Does my solution make sense and if so, is it easy to implement it?

guillaumekln · July 25, 2017, 2:09pm

It makes sense and it is not too difficult to implement. The least pleasant part would be to implement the logic of splitting the batch.

A simpler approach in the current code, would be to shuffle blocks of 4 consecutive batches as the data is ordered by source length from the preprocessing.

If you experiment with one of those approaches, we would like to hear about your results.

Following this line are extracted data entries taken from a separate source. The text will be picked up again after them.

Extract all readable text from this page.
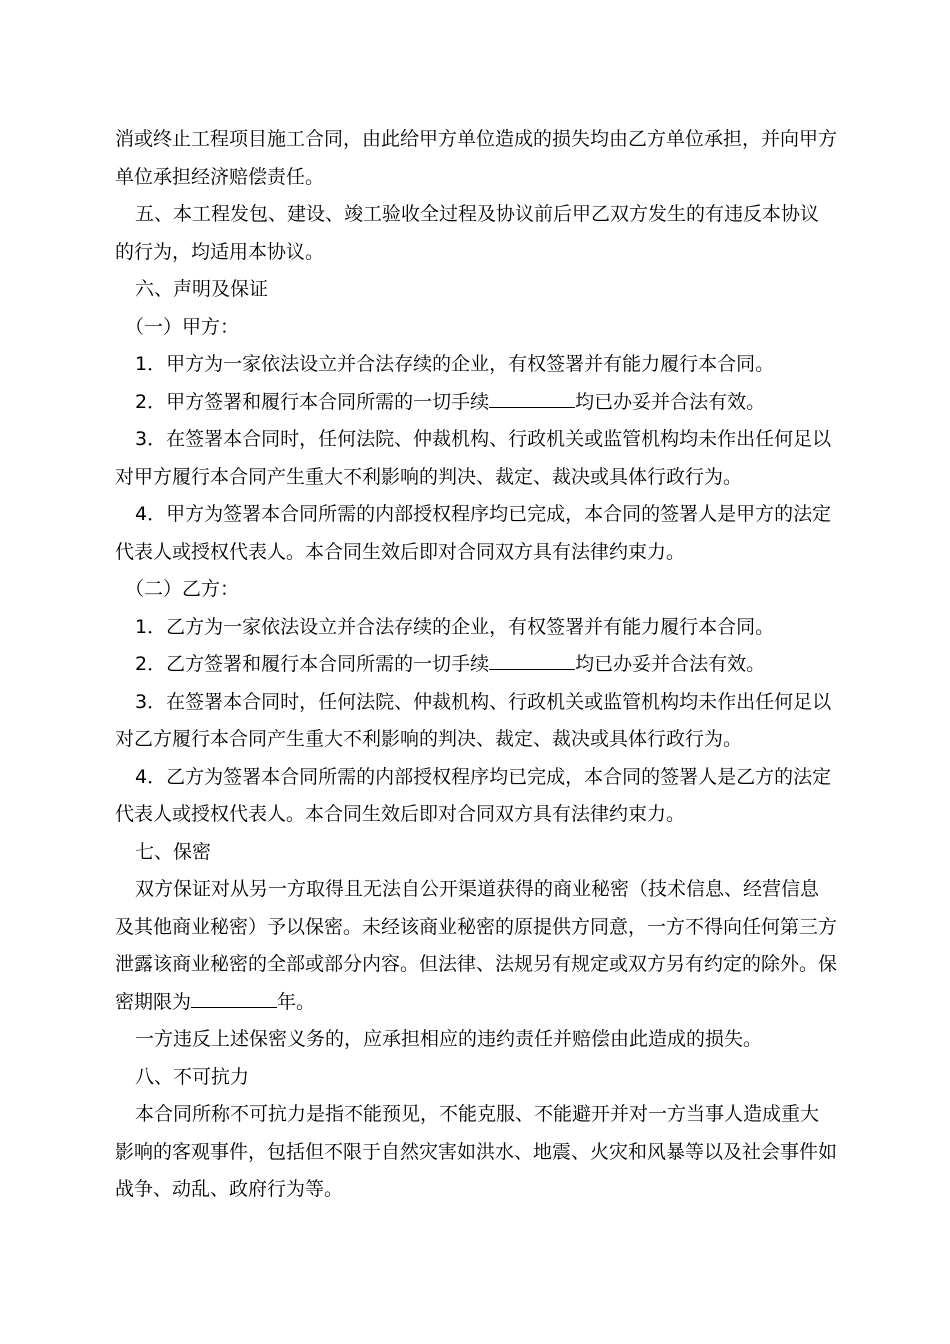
消或终止工程项目施工合同，由此给甲方单位造成的损失均由乙方单位承担，并向甲方单位承担经济赔偿责任。

五、本工程发包、建设、竣工验收全过程及协议前后甲乙双方发生的有违反本协议的行为，均适用本协议。

六、声明及保证

（一）甲方：

1．甲方为一家依法设立并合法存续的企业，有权签署并有能力履行本合同。

2．甲方签署和履行本合同所需的一切手续	均已办妥并合法有效。

3．在签署本合同时，任何法院、仲裁机构、行政机关或监管机构均未作出任何足以对甲方履行本合同产生重大不利影响的判决、裁定、裁决或具体行政行为。

4．甲方为签署本合同所需的内部授权程序均已完成，本合同的签署人是甲方的法定代表人或授权代表人。本合同生效后即对合同双方具有法律约束力。

（二）乙方：

1．乙方为一家依法设立并合法存续的企业，有权签署并有能力履行本合同。

2．乙方签署和履行本合同所需的一切手续	均已办妥并合法有效。

3．在签署本合同时，任何法院、仲裁机构、行政机关或监管机构均未作出任何足以对乙方履行本合同产生重大不利影响的判决、裁定、裁决或具体行政行为。

4．乙方为签署本合同所需的内部授权程序均已完成，本合同的签署人是乙方的法定代表人或授权代表人。本合同生效后即对合同双方具有法律约束力。

七、保密

双方保证对从另一方取得且无法自公开渠道获得的商业秘密（技术信息、经营信息及其他商业秘密）予以保密。未经该商业秘密的原提供方同意，一方不得向任何第三方泄露该商业秘密的全部或部分内容。但法律、法规另有规定或双方另有约定的除外。保密期限为	年。

一方违反上述保密义务的，应承担相应的违约责任并赔偿由此造成的损失。

八、不可抗力

本合同所称不可抗力是指不能预见，不能克服、不能避开并对一方当事人造成重大影响的客观事件，包括但不限于自然灾害如洪水、地震、火灾和风暴等以及社会事件如战争、动乱、政府行为等。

xiaoda99 · August 3, 2017, 3:07pm

Hi, all, here I would like to share some results of experimenting with this. Any feedback or advice is appreciated.
I choose the approach suggested by Guillaume to shuffle blocks of 4 consecutive batches. It’s not hard to implement.
Basically, I replace torch.randperm with groupedRandPerm (code pasted below) to shuffle batch order in trainEpoch. I use 3GPUs to train a 6-layer residual network and get a speedup of 2.33 compared to using a single GPU, while the original OpenNMT code can only get a speedup of 1.91. I can’t test with more GPUs due to memory limit of luajit (https://github.com/OpenNMT/OpenNMT/issues/350).
Somewhat surprisingly, I also found that using of not using nccl make little difference.

local function groupedRandPerm(batchCount, parallelCount)
  local groupCount = math.ceil(batchCount / parallelCount)
  local batchOrder = torch.DoubleTensor(groupCount, parallelCount)
  local batchGroupOrder = torch.randperm(groupCount)
  for i = 1, parallelCount do batchOrder[{{}, i}]:copy((batchGroupOrder - 1) * parallelCount + i) end
  return batchOrder:view(batchOrder:nElement())
end

Da Xiao

guillaumekln · August 4, 2017, 12:57am

That’s great, thanks!

Would you consider making a pull request? I think we can make this the default behavior for synchronous multi GPU.

jean.senellart · August 22, 2017, 10:40pm

@xiaoda99 - this is great - thanks for sharing. let us know if you prefer us to integrate the function (through a PR, you would be identified as a contributor).

I am a bit surprised about your finding about nccl - what is your hardware?

Thanks
Jean